But this generates another question, I would really like to understand what happens in trim.seqs. Is trim.seqs working sequentially? First, looking for barcodes, then, if found, removes them (in the solution you proposed already with linker), and then looks for primers in the sequence resulting from step 1? If yes, is there any way to look for primer in first n bp of the remaining sequence? I would think that any nucleotides between primer and linker are synthesis problem, and the whole read should better be disregarded. Still, some mismatches within primer sequence are ok since we know the primers are not really universal.
Sorry for the late response, I missed your reply post.
But this generates another question, I would really like to understand what happens in trim.seqs. Is trim.seqs working sequentially? First, looking for barcodes, then, if found, removes them (in the solution you proposed already with linker), and then looks for primers in the sequence resulting from step 1?
Yes, you are correct. The trim.seqs command looks for linkers, then barcodes, then spacers, then primers. If the barcode can’t be found then nothing is trimmed, this will cause the spacer and primer to fail as well.
If yes, is there any way to look for primer in first n bp of the remaining sequence? I would think that any nucleotides between primer and linker are synthesis problem, and the whole read should better be disregarded. Still, some mismatches within primer sequence are ok since we know the primers are not really universal.
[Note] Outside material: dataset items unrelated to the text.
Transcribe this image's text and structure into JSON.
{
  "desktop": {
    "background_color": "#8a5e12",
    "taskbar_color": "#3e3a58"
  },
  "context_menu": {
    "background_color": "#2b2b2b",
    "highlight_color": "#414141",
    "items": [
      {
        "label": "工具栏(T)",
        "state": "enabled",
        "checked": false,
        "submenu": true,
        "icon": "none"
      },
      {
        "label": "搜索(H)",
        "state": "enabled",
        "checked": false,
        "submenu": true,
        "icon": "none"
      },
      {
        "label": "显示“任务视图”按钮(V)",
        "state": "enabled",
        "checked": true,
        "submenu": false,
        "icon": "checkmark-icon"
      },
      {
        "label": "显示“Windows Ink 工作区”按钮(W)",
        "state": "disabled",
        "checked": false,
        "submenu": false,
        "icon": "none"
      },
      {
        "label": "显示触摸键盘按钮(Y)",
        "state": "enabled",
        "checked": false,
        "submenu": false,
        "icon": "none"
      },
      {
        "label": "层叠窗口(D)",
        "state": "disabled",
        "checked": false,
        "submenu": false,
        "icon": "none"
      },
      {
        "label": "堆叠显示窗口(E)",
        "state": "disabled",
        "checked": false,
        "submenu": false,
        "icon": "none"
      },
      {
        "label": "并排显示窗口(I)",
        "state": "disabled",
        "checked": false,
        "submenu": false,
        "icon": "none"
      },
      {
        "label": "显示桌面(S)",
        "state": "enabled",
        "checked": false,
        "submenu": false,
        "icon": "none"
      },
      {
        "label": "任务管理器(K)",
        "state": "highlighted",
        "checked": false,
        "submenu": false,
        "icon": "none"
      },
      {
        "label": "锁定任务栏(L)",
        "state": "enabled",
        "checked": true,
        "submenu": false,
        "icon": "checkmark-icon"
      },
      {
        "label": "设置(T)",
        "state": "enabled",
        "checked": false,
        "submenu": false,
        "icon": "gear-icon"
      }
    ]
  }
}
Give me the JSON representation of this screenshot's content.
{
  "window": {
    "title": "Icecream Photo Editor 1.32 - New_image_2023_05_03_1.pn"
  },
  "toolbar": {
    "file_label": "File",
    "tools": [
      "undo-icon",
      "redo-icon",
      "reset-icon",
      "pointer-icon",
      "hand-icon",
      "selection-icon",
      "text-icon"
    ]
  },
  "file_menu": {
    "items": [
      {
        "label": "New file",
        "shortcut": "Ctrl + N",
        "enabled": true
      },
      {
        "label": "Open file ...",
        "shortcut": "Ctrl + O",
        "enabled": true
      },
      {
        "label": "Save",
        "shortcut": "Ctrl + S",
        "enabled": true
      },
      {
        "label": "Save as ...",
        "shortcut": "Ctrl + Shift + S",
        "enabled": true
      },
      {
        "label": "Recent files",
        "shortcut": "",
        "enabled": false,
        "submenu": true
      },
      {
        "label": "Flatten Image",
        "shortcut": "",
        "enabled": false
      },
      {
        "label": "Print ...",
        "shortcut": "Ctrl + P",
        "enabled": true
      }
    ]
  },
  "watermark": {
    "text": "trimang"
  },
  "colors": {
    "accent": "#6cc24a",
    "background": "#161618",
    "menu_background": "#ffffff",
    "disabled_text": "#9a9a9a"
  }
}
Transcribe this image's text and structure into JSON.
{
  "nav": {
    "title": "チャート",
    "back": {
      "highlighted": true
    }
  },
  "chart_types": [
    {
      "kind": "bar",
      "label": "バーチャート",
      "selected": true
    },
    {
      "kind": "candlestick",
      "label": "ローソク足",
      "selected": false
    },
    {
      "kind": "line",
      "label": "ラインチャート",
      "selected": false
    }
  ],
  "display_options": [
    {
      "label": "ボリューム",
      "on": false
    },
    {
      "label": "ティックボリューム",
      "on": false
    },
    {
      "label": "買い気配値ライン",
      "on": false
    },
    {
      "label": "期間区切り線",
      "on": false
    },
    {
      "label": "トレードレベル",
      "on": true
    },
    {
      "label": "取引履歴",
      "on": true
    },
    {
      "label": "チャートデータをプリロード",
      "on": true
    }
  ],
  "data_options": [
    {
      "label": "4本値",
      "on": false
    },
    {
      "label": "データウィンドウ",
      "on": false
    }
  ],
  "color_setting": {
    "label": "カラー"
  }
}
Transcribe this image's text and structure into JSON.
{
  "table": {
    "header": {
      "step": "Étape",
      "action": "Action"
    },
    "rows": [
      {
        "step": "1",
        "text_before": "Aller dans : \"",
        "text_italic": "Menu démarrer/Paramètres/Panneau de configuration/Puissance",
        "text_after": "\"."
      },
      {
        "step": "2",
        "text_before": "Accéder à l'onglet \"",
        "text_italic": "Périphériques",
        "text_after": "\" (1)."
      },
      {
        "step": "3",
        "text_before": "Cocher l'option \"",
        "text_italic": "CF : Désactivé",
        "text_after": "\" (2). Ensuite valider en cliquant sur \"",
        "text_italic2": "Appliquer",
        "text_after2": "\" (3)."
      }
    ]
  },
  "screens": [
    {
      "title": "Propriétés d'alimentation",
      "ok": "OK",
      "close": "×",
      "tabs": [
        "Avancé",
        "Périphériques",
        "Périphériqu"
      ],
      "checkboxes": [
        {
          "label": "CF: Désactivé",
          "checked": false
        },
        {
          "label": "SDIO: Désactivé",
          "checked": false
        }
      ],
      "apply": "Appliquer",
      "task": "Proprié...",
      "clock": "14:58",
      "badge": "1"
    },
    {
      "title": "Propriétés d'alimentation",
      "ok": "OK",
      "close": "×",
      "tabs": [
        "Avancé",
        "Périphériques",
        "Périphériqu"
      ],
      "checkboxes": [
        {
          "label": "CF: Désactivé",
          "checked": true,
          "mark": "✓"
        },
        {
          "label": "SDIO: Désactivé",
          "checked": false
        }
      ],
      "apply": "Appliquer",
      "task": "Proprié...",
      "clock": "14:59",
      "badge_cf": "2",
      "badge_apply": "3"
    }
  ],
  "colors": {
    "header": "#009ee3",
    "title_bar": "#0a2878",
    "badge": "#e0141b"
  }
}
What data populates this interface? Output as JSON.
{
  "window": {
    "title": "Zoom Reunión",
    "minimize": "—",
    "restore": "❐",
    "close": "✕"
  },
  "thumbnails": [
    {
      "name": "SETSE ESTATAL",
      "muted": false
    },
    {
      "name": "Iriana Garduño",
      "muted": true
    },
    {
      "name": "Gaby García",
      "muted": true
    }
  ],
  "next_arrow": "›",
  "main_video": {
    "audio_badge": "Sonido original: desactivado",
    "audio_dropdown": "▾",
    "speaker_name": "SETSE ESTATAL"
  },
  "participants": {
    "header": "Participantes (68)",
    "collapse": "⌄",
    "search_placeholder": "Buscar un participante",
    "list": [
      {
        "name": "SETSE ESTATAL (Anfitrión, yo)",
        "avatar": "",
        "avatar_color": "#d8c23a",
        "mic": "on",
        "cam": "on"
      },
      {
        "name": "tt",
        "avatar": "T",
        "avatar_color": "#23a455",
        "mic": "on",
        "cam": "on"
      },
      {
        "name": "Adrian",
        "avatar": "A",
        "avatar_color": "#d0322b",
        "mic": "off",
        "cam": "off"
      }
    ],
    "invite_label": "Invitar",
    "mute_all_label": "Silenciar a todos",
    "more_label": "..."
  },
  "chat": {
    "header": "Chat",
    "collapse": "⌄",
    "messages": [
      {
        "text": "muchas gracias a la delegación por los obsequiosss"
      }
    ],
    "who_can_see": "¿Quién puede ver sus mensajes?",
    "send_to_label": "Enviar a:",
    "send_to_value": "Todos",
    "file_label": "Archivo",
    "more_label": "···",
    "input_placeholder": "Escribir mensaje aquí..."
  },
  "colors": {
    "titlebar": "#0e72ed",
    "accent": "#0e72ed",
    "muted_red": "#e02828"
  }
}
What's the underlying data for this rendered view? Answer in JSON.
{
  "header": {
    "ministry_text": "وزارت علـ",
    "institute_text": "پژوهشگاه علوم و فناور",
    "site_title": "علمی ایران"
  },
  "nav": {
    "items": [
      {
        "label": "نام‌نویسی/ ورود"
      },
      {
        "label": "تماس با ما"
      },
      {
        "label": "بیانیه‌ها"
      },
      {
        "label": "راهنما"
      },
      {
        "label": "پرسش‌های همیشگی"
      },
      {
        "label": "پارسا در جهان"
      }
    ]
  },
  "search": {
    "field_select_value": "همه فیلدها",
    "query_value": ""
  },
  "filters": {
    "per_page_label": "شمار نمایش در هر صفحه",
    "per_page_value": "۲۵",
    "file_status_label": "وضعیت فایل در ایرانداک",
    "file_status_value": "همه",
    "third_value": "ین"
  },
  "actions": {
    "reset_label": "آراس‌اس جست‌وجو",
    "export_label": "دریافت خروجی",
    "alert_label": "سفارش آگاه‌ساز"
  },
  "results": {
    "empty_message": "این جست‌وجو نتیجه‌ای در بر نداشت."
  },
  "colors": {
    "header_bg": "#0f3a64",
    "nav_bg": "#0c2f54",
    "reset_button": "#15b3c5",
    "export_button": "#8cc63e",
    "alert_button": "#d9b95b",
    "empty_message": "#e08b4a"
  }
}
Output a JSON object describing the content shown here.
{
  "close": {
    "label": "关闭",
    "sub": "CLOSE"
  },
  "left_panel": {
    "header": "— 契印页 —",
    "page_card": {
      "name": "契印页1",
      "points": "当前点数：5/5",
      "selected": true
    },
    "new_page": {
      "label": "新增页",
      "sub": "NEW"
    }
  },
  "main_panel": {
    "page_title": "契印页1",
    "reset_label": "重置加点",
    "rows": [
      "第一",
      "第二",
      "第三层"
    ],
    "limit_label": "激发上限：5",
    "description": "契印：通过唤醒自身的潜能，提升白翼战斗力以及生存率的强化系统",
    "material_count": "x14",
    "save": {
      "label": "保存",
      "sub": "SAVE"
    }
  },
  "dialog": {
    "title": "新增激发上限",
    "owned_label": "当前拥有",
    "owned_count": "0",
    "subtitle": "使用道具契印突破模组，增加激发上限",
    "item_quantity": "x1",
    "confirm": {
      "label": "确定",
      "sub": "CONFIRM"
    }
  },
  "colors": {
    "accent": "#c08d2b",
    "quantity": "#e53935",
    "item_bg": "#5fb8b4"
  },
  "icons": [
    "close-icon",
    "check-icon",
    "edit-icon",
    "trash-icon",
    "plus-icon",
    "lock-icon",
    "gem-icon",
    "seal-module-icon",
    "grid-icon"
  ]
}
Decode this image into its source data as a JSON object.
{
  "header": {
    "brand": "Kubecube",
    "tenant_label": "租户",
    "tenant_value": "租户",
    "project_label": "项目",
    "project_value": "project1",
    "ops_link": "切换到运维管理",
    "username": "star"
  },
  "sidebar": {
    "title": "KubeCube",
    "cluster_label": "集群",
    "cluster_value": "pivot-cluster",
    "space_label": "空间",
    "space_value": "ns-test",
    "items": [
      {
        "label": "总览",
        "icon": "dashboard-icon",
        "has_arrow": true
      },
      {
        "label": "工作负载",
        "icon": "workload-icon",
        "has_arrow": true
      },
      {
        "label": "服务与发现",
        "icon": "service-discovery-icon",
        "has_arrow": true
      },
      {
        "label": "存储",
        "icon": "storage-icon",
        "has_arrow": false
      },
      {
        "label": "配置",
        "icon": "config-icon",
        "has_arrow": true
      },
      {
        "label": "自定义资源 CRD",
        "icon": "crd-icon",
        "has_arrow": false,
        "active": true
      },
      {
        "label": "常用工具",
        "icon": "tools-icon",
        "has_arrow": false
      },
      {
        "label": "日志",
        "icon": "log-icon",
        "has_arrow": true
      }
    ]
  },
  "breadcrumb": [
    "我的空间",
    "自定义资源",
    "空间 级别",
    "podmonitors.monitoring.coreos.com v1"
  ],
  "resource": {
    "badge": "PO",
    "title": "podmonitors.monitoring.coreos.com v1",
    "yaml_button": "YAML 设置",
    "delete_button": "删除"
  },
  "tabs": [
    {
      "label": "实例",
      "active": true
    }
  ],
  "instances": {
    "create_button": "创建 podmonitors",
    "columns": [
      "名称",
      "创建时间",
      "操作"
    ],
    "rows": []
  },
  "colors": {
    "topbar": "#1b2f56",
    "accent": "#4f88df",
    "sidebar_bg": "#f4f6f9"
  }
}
In the trim.seqs command, mothur will scrap the sequence if any part of the trimming fails.
I have a similar problem. I added the linker to the barcode, which was a good improvement. However, I still find some unexpected assignments. Two examples. In my pool, I have no sample corresponding to these barcodes (the linker is AG). However, mothur (with bdiffs=1) assigned these sequences:
ex 1:
barcode
ACGTAGCTAG
seq
ACGTCGCTGGTTACCGCGG…
ex 2:
barcode
CAGTGAGAAG
seq
CAGTGAAGGTTACCGCGGCTG…
The barcodes are designed in order to require a minimum of two differences between samples. Over 8 position (10 with the linker), here we have far many differences. For info, the primer starts at GGTTACC. Maybe, it would be more stringent to read the barcode without allowing indels. Indels allow too many differences. What do you think?
In advance, thanks for help.
Thanks for your answer, and for spending time on these strange results.
I am using version 1.31.2
Would you need more info, more examples, to find the origin of the problem?